The world waits as the struggle continues.

Playing on a traditional instrument made from a gourd, Dambu Praska, a Dongaria Kondh bard, tells the story of Niyam Raja: [3]

He created fruit in the hills, grains in the plains,
He is the first of the Dongaria Kondh.
After making pineapple, mango, jackfruit and grains,
Niyam Raja said to us ‘Live on what I have given you’.”

But with the arrival of the mining project, the story turns into a lament, with an impending sense of loss:

Niyam Raja is crying today; the hills will turn into mud,
The rocks will crumble and everyone will die.
Will there be any rivers left if there are no streams?
Will there be any streams left if there are no hills?
What will we do without the fruits, grains and buffaloes?
What will we do without Niyam Raja?
What will the animals do without the big forests?
What will we do without the plants that save lives?”

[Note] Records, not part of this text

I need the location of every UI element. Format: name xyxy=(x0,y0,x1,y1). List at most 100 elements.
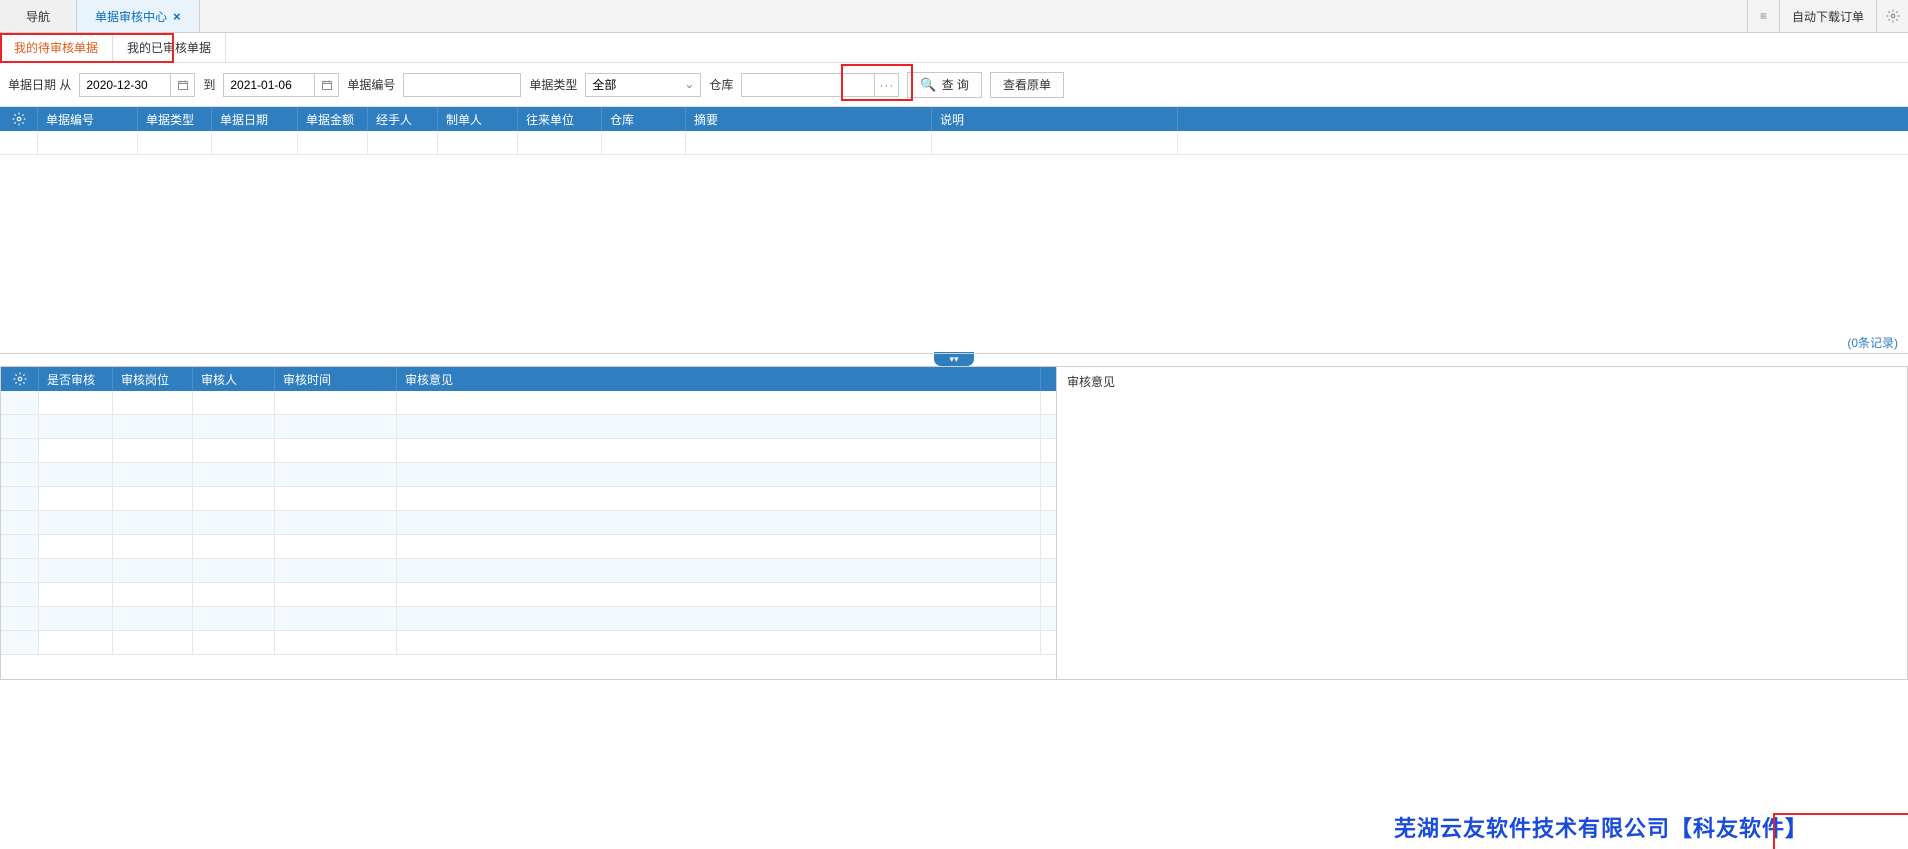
close-icon[interactable]: × xyxy=(173,9,181,24)
doc-number-input[interactable] xyxy=(403,73,521,97)
row-gutter xyxy=(1,511,39,534)
view-original-label: 查看原单 xyxy=(1003,76,1051,93)
watermark-text: 芜湖云友软件技术有限公司【科友软件】 xyxy=(1394,811,1808,843)
column-header[interactable]: 制单人 xyxy=(438,107,518,131)
main-table-header: 单据编号单据类型单据日期单据金额经手人制单人往来单位仓库摘要说明 xyxy=(0,107,1908,131)
table-cell xyxy=(193,607,275,630)
table-row[interactable] xyxy=(1,391,1056,415)
column-header[interactable]: 是否审核 xyxy=(39,367,113,391)
view-original-button[interactable]: 查看原单 xyxy=(990,72,1064,98)
table-row[interactable] xyxy=(1,439,1056,463)
audit-opinion-title: 审核意见 xyxy=(1067,375,1115,389)
table-cell xyxy=(275,415,397,438)
column-header[interactable]: 单据金额 xyxy=(298,107,368,131)
table-cell xyxy=(39,439,113,462)
tab-my-pending[interactable]: 我的待审核单据 xyxy=(0,33,113,62)
table-row[interactable] xyxy=(1,511,1056,535)
ellipsis-icon[interactable]: ··· xyxy=(875,73,899,97)
table-cell xyxy=(518,131,602,154)
table-cell xyxy=(39,487,113,510)
table-cell xyxy=(298,131,368,154)
tab-spacer xyxy=(200,0,1747,32)
calendar-icon[interactable] xyxy=(171,73,195,97)
column-header[interactable]: 说明 xyxy=(932,107,1178,131)
audit-table-body xyxy=(1,391,1056,655)
table-cell xyxy=(113,535,193,558)
table-cell xyxy=(39,559,113,582)
tab-my-pending-label: 我的待审核单据 xyxy=(14,39,98,56)
column-header[interactable]: 单据类型 xyxy=(138,107,212,131)
table-cell xyxy=(39,415,113,438)
table-cell xyxy=(193,511,275,534)
doc-type-select[interactable]: 全部 xyxy=(585,73,701,97)
table-row[interactable] xyxy=(1,607,1056,631)
table-cell xyxy=(275,535,397,558)
gear-icon[interactable] xyxy=(1,367,39,391)
column-header[interactable]: 单据编号 xyxy=(38,107,138,131)
table-cell xyxy=(686,131,932,154)
column-header[interactable]: 往来单位 xyxy=(518,107,602,131)
table-row[interactable] xyxy=(1,487,1056,511)
table-row[interactable] xyxy=(1,583,1056,607)
gear-icon[interactable] xyxy=(0,107,38,131)
table-cell xyxy=(397,631,1041,654)
row-gutter xyxy=(1,391,39,414)
column-header[interactable]: 摘要 xyxy=(686,107,932,131)
column-header[interactable]: 审核时间 xyxy=(275,367,397,391)
table-cell xyxy=(275,631,397,654)
table-cell xyxy=(397,487,1041,510)
table-cell xyxy=(193,487,275,510)
date-to-input[interactable]: 2021-01-06 xyxy=(223,73,315,97)
tab-navigation[interactable]: 导航 xyxy=(0,0,77,32)
table-cell xyxy=(39,391,113,414)
row-gutter xyxy=(1,415,39,438)
table-cell xyxy=(397,511,1041,534)
list-icon[interactable]: ≡ xyxy=(1747,0,1779,32)
tab-audit-center-label: 单据审核中心 xyxy=(95,8,167,25)
column-header[interactable]: 经手人 xyxy=(368,107,438,131)
doc-type-value: 全部 xyxy=(592,76,616,93)
table-cell xyxy=(39,463,113,486)
table-row[interactable] xyxy=(1,535,1056,559)
date-from-value: 2020-12-30 xyxy=(86,78,147,92)
tab-audit-center[interactable]: 单据审核中心 × xyxy=(77,0,200,32)
column-header[interactable]: 审核岗位 xyxy=(113,367,193,391)
table-row[interactable] xyxy=(1,559,1056,583)
date-to-label: 到 xyxy=(203,76,215,93)
row-gutter xyxy=(1,487,39,510)
table-cell xyxy=(368,131,438,154)
table-cell xyxy=(397,463,1041,486)
tab-my-approved[interactable]: 我的已审核单据 xyxy=(113,33,226,62)
row-gutter xyxy=(1,583,39,606)
date-from-label: 单据日期 从 xyxy=(8,76,71,93)
table-row[interactable] xyxy=(0,131,1908,155)
column-header[interactable]: 审核意见 xyxy=(397,367,1041,391)
table-cell xyxy=(275,391,397,414)
column-header[interactable]: 仓库 xyxy=(602,107,686,131)
table-row[interactable] xyxy=(1,415,1056,439)
search-button-label: 查 询 xyxy=(942,76,969,93)
table-cell xyxy=(275,487,397,510)
table-row[interactable] xyxy=(1,631,1056,655)
date-from-input[interactable]: 2020-12-30 xyxy=(79,73,171,97)
calendar-icon[interactable] xyxy=(315,73,339,97)
column-header[interactable]: 单据日期 xyxy=(212,107,298,131)
table-cell xyxy=(275,559,397,582)
splitter-grip[interactable]: ▾▾ xyxy=(934,352,974,366)
table-row[interactable] xyxy=(1,463,1056,487)
warehouse-input[interactable] xyxy=(741,73,875,97)
gear-icon[interactable] xyxy=(1876,0,1908,32)
table-cell xyxy=(275,463,397,486)
search-button[interactable]: 🔍 查 询 xyxy=(907,72,982,98)
highlight-box-corner xyxy=(1773,813,1908,849)
column-header[interactable]: 审核人 xyxy=(193,367,275,391)
table-cell xyxy=(397,439,1041,462)
row-gutter xyxy=(1,439,39,462)
auto-download-order-button[interactable]: 自动下载订单 xyxy=(1779,0,1876,32)
row-gutter xyxy=(1,631,39,654)
table-cell xyxy=(275,583,397,606)
table-cell xyxy=(193,391,275,414)
tab-my-approved-label: 我的已审核单据 xyxy=(127,39,211,56)
record-count-text: (0条记录) xyxy=(1847,334,1898,351)
lower-pane: 是否审核审核岗位审核人审核时间审核意见 审核意见 xyxy=(0,366,1908,680)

* Living Farms is an organisation working with landless, small and marginal farmers and consumers in Orissa, India, to improve food and nutrition security and food safety, and to uphold food sovereignty. Sustainable agriculture and natural resource management form their key strategy. http://www.living-farms.org

Living Farms works with the Dongaria Kondh so that they can grow their food on their own land for the entire year. This is being done by re-establishing their local farming system through biodiversity-based integrated farming, increasing farms’ resilience and self-sufficiency in energy, and by securing land rights. They network with other groups, in and beyond Orissa, who work with indigenous communities.


1 The group is also known as the Dongria Kondh.

2 Lok Shakti Abhiyan is a national peoples’ forum that campaigns for alternative politics for alternative development. Based on Gandhian socialism and working with intellectuals and social activists, it is creating a mass movement against the exploitation of natural resources in the name of “development”.